Mansour Osanloos Hafturlaub auf 1 Monat verlängert

Mansour Osanloo

RAHANA, 7. Juni 2011 – Der Vorsitzende der Gewerkschaft der Teheraner Busbetriebe (Sherkat-e Vahed) Mansour Osanloo war am 2. Juni 2011 in einen 4tägigen Hafturlaub entlassen worden. Nach Angaben seiner Ehefrau wurde dieser Hafturlaub nun auf einen Monat verlängert. Osanloo ist zur Zeit zu Hause bei seiner Familie.

Parvaneh Osanloo, die Ehefrau des Gewerkschaftsaktivisten und Gewissensgefangenen, berichtet: „Offizielle Stellen haben mündlich mitgeteilt, dass Herr Osanloo ein Monat Hafturlaub gewährt wird. Wir versuchen jetzt, diese Aussage schriftlich zu bekommen, damit wir uns keine Sorgen mehr machen müssen.“

Letzte Woche hatte die Organisation „International Campaign for Human Rights in Iran“ [ICHRI] berichtet, dass Mansour Osanloos Familie eine durch sein schweres Herzleiden bedingte Freilassung gegen Kaution angekündigt worden sei. Nachdem die Kaution am Donnerstag Abend hinterlegt wurde, erklärten Gefängnisbeamte der Familie jedoch, dass es sich lediglich um einen Hafturlaub handelt, der nur für die vier nationalen Feiertage gelte. Danach müsse er ins Gefängnis zurückkehren.

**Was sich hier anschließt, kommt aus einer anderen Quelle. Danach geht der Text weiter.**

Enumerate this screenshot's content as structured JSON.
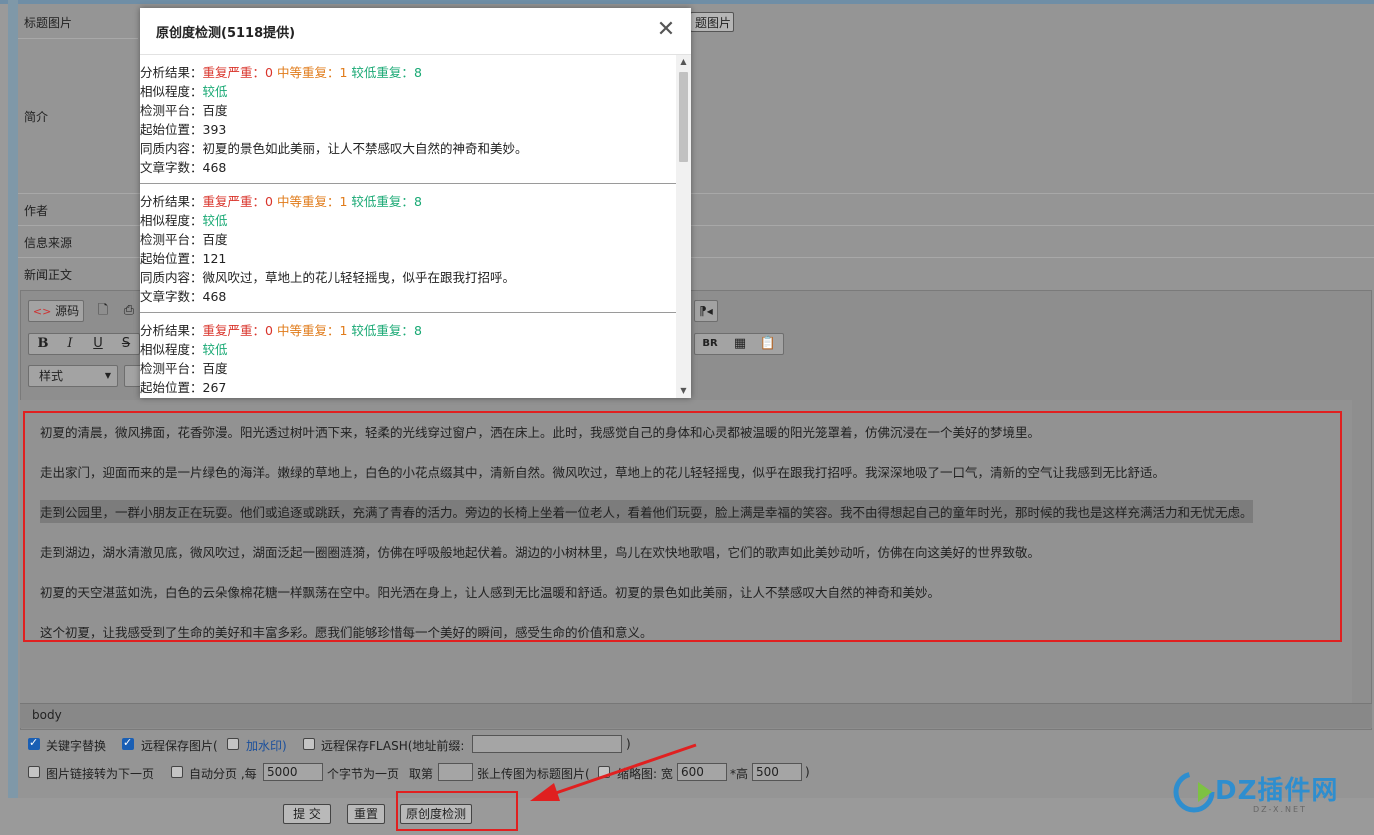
{
  "form": {
    "labels": {
      "title_image": "标题图片",
      "summary": "简介",
      "author": "作者",
      "source": "信息来源",
      "body": "新闻正文"
    },
    "title_image_button": "题图片"
  },
  "toolbar": {
    "source_label": "源码",
    "style_select": "样式",
    "bold": "B",
    "italic": "I",
    "underline": "U",
    "strike": "S"
  },
  "editor": {
    "paragraphs": [
      "初夏的清晨，微风拂面，花香弥漫。阳光透过树叶洒下来，轻柔的光线穿过窗户，洒在床上。此时，我感觉自己的身体和心灵都被温暖的阳光笼罩着，仿佛沉浸在一个美好的梦境里。",
      "走出家门，迎面而来的是一片绿色的海洋。嫩绿的草地上，白色的小花点缀其中，清新自然。微风吹过，草地上的花儿轻轻摇曳，似乎在跟我打招呼。我深深地吸了一口气，清新的空气让我感到无比舒适。",
      "走到公园里，一群小朋友正在玩耍。他们或追逐或跳跃，充满了青春的活力。旁边的长椅上坐着一位老人，看着他们玩耍，脸上满是幸福的笑容。我不由得想起自己的童年时光，那时候的我也是这样充满活力和无忧无虑。",
      "走到湖边，湖水清澈见底，微风吹过，湖面泛起一圈圈涟漪，仿佛在呼吸般地起伏着。湖边的小树林里，鸟儿在欢快地歌唱，它们的歌声如此美妙动听，仿佛在向这美好的世界致敬。",
      "初夏的天空湛蓝如洗，白色的云朵像棉花糖一样飘荡在空中。阳光洒在身上，让人感到无比温暖和舒适。初夏的景色如此美丽，让人不禁感叹大自然的神奇和美妙。",
      "这个初夏，让我感受到了生命的美好和丰富多彩。愿我们能够珍惜每一个美好的瞬间，感受生命的价值和意义。"
    ],
    "status_tag": "body"
  },
  "options": {
    "keyword_replace": "关键字替换",
    "remote_save_images": "远程保存图片(",
    "watermark": "加水印)",
    "remote_save_flash": "远程保存FLASH(地址前缀:",
    "flash_close": ")",
    "image_link_next": "图片链接转为下一页",
    "auto_paging": "自动分页 ,每",
    "chars_per_page_value": "5000",
    "chars_per_page_suffix": "个字节为一页",
    "take_nth": "取第",
    "upload_as_title": "张上传图为标题图片(",
    "thumbnail": "缩略图: 宽",
    "thumb_width": "600",
    "thumb_height_label": "*高",
    "thumb_height": "500",
    "close_paren": ")"
  },
  "buttons": {
    "submit": "提 交",
    "reset": "重置",
    "originality_check": "原创度检测"
  },
  "modal": {
    "title": "原创度检测(5118提供)",
    "labels": {
      "analysis": "分析结果：",
      "severe": "重复严重：",
      "medium": "中等重复：",
      "low": "较低重复：",
      "similarity": "相似程度：",
      "platform": "检测平台：",
      "start_pos": "起始位置：",
      "same_content": "同质内容：",
      "word_count": "文章字数："
    },
    "results": [
      {
        "severe": "0",
        "medium": "1",
        "low": "8",
        "similarity": "较低",
        "platform": "百度",
        "start": "393",
        "content": "初夏的景色如此美丽，让人不禁感叹大自然的神奇和美妙。",
        "words": "468"
      },
      {
        "severe": "0",
        "medium": "1",
        "low": "8",
        "similarity": "较低",
        "platform": "百度",
        "start": "121",
        "content": "微风吹过，草地上的花儿轻轻摇曳，似乎在跟我打招呼。",
        "words": "468"
      },
      {
        "severe": "0",
        "medium": "1",
        "low": "8",
        "similarity": "较低",
        "platform": "百度",
        "start": "267"
      }
    ]
  },
  "watermark": {
    "brand": "DZ插件网",
    "sub": "DZ-X.NET"
  },
  "colors": {
    "severe": "#d9342b",
    "medium": "#e07b1a",
    "low": "#19a974",
    "highlight_box": "#e02020"
  }
}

Sie sei im Moment froh, ihren Mann überhaupt zu Hause zu haben, so Parvaneh Osanloo. „In den letzten Tagen hat Herr Osanloo nahrhaftes Essen bekommen, und die ganze Familie bemüht sich darum, seinen mentalen Zustand zu stärken.“

Mansour Osanloos Schwester hatte zuvor erklärt: „Am Mittwoch Morgen wurden wir von Gefängnisbeamten kontaktiert, die uns aufforderten, die Kaution für Herrn Osanloos Freilassung zu hinterlegen. Seit diesem Morgen, nachdem wir die Kaution hinterlegt hatten, warteten wir bis 23:30Uhr auf ihn. Dann wurde uns gesagt, dass die Freilassung nicht erfolgen könne und dass wir am nächsten Tag wiederkommen sollten. Am nächsten Tag fuhren wir wieder hin, und Abends endlich kontaktierten sie uns und sagten, er sei frei und wir könnten ihn abholen. Als wir ankamen, sagten sie, er habe lediglich einen Hafturlaub erhalten und müsse nach den vier Feiertagen wieder ins Gefängnis zurück.“

Sicherheitsagenten hatten Mansour Osanloo am 10. Juli 2007 in der Nähe seiner Wohnung verhaftet. Er wurde wegen „regimefeindlicher Propaganda“ zu 5 Jahren Haft verurteilt. Bis auf wenige Monate hat er seine Haftstrafe abgeleistet, und in medizinischen Gutachten wurde ihm mehrfach bescheinigt, dass eine Inhaftierung seine Gesundheit gefährdet. Er wurde wegen drei blockierter Arterien mehrfach ins Krankenhaus eingeliefert.